Ocupo casi todo
mi tiempo libre en dar el último repaso a mi novela, en la que el conflicto
vasco es parte esencial de la historia. A cada página que leo me pregunto por
las similitudes y diferencias de lo que pasó en Euskadi y lo que está
ocurriendo en Cataluña. Cuando al fin parecía que habíamos resuelto el
conflicto vasco, nos ha estallado el que viene llenando gran parte de la vida
política española en los últimos años, pero también los sentimientos, que como
en el caso vasco, siempre son contradictorios y lacerantes.

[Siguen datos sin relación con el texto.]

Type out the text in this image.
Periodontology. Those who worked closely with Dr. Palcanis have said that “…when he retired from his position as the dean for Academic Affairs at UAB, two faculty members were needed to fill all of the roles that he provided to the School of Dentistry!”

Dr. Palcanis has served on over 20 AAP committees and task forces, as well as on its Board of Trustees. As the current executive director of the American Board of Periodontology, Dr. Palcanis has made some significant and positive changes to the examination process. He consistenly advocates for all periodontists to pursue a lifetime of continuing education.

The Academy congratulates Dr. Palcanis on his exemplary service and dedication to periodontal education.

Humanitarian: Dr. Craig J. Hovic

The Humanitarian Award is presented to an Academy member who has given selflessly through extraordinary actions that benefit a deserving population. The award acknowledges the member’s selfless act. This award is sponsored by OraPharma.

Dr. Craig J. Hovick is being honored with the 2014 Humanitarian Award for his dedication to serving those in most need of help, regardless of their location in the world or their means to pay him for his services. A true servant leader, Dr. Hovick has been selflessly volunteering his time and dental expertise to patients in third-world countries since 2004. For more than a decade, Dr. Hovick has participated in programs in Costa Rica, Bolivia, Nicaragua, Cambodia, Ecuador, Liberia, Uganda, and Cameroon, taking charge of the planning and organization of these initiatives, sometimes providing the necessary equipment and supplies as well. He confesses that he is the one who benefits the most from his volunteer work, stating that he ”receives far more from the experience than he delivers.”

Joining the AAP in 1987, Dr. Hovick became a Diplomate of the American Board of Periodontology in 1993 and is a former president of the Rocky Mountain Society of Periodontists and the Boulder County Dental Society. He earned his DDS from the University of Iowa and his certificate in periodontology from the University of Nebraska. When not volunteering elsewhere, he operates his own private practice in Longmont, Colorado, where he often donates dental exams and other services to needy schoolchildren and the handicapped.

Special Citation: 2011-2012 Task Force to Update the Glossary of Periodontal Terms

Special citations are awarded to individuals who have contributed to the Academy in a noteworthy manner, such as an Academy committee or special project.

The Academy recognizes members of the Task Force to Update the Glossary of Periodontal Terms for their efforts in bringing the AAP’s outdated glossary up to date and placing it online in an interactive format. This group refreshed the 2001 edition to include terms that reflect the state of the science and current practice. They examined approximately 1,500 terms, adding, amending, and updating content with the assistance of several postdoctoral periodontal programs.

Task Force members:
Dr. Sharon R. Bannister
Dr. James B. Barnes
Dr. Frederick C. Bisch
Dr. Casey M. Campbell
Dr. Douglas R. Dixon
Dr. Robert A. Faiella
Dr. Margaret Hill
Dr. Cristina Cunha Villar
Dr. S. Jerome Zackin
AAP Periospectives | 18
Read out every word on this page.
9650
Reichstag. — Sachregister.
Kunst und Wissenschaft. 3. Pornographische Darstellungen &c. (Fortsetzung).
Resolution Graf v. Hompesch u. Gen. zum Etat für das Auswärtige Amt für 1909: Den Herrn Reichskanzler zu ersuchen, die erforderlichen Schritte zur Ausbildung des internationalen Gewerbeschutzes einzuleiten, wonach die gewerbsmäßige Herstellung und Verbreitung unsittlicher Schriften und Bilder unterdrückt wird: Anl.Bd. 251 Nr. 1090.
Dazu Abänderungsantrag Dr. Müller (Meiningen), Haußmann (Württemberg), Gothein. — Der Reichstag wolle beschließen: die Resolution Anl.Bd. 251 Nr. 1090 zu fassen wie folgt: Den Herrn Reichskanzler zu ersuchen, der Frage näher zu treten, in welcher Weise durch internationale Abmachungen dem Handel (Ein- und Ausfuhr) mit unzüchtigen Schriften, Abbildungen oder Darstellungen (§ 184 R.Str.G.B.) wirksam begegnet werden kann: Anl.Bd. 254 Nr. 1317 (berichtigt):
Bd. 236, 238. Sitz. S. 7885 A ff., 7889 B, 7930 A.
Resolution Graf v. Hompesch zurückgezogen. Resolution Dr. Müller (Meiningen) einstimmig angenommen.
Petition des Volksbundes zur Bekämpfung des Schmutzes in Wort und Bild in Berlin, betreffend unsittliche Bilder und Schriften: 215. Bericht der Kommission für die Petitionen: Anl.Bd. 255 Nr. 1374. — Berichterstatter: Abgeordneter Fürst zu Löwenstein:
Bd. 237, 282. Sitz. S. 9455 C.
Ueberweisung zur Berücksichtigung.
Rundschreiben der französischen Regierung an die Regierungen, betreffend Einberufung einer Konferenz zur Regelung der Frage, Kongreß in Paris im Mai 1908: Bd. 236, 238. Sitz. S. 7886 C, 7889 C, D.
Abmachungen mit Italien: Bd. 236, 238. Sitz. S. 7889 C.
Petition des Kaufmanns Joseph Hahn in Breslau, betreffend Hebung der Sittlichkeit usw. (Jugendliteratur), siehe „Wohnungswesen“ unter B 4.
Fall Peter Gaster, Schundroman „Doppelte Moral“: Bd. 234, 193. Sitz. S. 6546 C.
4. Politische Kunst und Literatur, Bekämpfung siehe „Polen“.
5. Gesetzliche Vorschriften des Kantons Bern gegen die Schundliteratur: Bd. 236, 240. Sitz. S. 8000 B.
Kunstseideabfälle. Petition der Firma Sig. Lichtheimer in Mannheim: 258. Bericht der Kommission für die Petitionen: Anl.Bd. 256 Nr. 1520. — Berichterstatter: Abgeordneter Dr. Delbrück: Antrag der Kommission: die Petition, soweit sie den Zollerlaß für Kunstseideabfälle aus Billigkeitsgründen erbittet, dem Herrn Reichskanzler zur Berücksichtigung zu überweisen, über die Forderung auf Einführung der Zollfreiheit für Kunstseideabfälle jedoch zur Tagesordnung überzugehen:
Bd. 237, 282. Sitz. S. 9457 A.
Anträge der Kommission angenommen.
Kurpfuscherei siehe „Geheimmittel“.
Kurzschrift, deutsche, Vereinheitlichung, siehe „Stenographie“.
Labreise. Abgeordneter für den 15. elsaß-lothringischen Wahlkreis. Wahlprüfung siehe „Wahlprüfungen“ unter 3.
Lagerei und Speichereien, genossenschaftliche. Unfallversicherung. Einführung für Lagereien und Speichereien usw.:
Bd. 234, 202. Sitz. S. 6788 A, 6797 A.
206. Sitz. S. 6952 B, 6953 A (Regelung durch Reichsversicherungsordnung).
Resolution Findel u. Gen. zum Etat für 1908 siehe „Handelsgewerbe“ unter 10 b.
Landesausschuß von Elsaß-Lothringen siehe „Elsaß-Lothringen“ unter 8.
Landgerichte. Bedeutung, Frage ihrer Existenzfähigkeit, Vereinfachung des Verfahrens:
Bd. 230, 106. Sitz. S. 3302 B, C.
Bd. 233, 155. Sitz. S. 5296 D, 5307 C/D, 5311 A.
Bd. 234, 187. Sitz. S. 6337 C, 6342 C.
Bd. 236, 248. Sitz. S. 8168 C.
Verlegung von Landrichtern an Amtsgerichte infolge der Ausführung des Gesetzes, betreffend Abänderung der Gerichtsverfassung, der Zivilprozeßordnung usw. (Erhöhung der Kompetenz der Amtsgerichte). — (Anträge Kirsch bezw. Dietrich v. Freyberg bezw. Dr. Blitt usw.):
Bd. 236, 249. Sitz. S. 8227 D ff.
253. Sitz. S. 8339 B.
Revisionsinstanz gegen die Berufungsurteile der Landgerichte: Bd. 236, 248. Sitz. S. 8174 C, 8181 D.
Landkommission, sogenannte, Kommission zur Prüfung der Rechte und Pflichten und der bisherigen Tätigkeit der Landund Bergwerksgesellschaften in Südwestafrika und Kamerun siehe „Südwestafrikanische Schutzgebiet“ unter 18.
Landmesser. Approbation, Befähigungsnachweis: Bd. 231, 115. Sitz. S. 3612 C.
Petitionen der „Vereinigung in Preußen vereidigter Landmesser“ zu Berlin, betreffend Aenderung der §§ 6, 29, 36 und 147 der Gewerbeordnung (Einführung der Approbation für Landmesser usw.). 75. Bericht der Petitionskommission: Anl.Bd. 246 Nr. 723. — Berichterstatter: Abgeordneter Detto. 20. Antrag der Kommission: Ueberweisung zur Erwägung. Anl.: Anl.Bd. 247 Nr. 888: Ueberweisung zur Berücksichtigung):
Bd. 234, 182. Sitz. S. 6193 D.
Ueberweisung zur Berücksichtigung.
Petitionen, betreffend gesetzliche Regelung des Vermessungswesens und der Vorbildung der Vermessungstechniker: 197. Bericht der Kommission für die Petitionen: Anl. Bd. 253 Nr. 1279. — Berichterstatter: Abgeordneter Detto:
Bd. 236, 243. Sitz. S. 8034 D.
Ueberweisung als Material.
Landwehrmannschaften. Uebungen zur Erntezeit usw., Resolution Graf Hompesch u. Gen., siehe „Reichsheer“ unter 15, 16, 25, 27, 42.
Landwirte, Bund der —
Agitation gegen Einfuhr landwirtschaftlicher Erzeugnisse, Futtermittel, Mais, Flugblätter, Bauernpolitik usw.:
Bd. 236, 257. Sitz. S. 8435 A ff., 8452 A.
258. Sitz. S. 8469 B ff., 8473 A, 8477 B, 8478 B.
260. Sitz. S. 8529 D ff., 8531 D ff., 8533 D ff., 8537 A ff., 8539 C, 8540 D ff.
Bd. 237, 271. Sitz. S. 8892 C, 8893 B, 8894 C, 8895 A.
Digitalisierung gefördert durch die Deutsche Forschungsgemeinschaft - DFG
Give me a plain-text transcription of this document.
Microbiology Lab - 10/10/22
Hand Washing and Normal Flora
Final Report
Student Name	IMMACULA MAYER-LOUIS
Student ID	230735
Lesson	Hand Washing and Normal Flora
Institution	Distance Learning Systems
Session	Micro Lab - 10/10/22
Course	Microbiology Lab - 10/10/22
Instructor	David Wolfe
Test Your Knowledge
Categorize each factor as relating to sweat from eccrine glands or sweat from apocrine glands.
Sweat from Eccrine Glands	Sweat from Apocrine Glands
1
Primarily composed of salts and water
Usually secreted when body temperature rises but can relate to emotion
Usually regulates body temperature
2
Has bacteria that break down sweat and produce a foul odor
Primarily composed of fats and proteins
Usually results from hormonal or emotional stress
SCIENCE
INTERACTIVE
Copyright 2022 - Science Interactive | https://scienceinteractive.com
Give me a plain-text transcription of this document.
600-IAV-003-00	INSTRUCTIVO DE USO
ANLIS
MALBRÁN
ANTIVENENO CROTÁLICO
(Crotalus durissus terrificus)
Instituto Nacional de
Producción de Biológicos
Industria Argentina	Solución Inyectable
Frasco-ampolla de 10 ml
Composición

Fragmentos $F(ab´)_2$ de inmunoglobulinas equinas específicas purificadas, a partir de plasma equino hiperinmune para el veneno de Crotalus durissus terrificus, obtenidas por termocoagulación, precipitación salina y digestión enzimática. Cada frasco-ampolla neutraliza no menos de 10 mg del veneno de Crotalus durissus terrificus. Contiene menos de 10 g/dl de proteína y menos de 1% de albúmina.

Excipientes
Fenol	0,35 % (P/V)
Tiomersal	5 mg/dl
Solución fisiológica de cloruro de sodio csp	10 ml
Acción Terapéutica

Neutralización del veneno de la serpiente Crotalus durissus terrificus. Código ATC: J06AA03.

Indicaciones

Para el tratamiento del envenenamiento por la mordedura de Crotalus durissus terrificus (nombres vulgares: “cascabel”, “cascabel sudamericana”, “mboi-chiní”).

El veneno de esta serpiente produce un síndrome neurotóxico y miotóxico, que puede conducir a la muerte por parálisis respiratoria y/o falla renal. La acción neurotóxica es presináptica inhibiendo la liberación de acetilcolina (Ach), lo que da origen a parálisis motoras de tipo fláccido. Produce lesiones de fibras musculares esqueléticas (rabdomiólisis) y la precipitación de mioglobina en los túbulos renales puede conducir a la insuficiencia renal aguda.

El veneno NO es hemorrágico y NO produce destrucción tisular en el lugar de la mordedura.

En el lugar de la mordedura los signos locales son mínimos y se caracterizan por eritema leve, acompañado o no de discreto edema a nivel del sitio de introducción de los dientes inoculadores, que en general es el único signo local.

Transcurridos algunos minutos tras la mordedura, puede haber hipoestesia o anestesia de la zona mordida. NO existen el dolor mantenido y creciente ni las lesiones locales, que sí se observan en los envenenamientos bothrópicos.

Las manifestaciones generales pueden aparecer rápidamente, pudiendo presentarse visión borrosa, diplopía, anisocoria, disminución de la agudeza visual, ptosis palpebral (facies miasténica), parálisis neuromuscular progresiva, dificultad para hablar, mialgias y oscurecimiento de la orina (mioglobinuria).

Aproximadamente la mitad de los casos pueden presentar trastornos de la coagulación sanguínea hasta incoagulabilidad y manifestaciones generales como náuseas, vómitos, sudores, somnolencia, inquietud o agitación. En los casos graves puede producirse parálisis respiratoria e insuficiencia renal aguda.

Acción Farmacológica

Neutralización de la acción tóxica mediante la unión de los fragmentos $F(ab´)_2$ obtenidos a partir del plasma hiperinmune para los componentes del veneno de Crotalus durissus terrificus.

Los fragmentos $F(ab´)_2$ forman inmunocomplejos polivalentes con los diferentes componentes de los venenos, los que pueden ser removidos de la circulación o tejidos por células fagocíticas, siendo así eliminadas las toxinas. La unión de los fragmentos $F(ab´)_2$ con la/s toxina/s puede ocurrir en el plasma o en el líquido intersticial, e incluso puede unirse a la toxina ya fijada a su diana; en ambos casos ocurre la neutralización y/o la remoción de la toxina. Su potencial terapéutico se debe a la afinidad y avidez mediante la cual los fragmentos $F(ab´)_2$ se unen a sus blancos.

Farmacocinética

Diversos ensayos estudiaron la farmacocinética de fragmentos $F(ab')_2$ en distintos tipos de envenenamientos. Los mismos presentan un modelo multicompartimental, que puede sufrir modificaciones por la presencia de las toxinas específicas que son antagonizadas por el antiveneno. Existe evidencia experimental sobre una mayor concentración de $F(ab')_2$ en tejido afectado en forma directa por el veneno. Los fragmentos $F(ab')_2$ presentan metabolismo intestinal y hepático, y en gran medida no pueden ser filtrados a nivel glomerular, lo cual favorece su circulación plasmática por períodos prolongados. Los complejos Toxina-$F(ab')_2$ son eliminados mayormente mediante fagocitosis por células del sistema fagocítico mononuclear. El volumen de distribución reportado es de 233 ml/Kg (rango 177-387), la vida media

Y es que es
imposible ponerse de perfil ante lo que está ocurriendo.
Llevamos varias
semanas en las que no se habla de otra cosa que no sea del 'procés', del
referéndum o de la independencia de Cataluña. A un día de la celebración del
referéndum, mi conclusión es que no se han oído otros discursos que no estén plagados
de manipulación y engaño. Y que cientos de miles, millones de personas, se han
movido y se mueven con la ingenuidad del que está convencido de que sus
derechos han sido conculcados y de que todo lo que acontece les está llevando a
ser protagonistas de una misión histórica.
Hace tres años,
cuando se postulaba la consulta del 9-N, con un referéndum a la vista como reivindicación firme, dije que era
partidario de éste se celebrara, que con ello se podría satisfacer el deseo de
una parte importante del pueblo catalán y que en caso contrario impedírselo sería
contraproducente. Estaba convencido, como lo sigo estando, que aquella petición
de referéndum que se hacía desde un sector de la clase dirigente catalana
(burguesía, fundamentalmente) estaba sustanciada en maniobras e intereses
espurios, asfixiada como estaba por las acusaciones de corrupción, y que para
otros dirigentes les movía su ideal independentista. Y lo decía quien, como yo,
no cree en los nacionalismos, las patrias y las naciones.
Pensaba entonces,
como pienso ahora, que con la insatisfacción de esa reivindicación,
fundamentada en “el derecho a votar”, resultaría muy fácil manipular a la
opinión pública catalana. Que si no se buscaba una fórmula pactada se podrían
alentar ciertos sentimientos larvados, que aumentarían el anhelo por expresarse
en una urna. Si se hubiera negociado el referéndum podría haberse pactado como
una mera consulta, sin carácter vinculante. Con ello se hubieran satisfecho
muchas aspiraciones nacionalistas, pero la falta de diálogo y el empecinamiento
del Gobierno de la nación por ignorar lo que allí sucedía, como si el problema
no existiera, no ha hecho más que retroalimentar sentimientos de rabia ante la
censura.
Pasado el
tiempo, después de haber asistido a unas semanas de auténtico bochorno por
parte de las autoridades catalanas y las del Estado, jugando al ratón y al
gato, con persecuciones pueriles de papeletas, censos, páginas web, no se ha conseguido
más que potenciar ese deseo irrefrenable que suscita todo lo que nos es
prohibido. El referéndum de Cataluña se ha elevado a
la categoría de tabú.
Es posible que
todo este asunto de la independencia quede en un conato de echar un pulso al
Estado, pero las cosas no serán lo mismo después de lo que ha ocurrido. Nos
equivocaremos si no sacamos una conclusión colectiva: las controversias y los
problemas sólo se resuelven desde el diálogo y la política. Cualquier otra
estrategia utilizada puede resultar tremendamente peligrosa, sea por parte de
quien sea. El recuerdo del conflicto vasco que nos sirva de lección.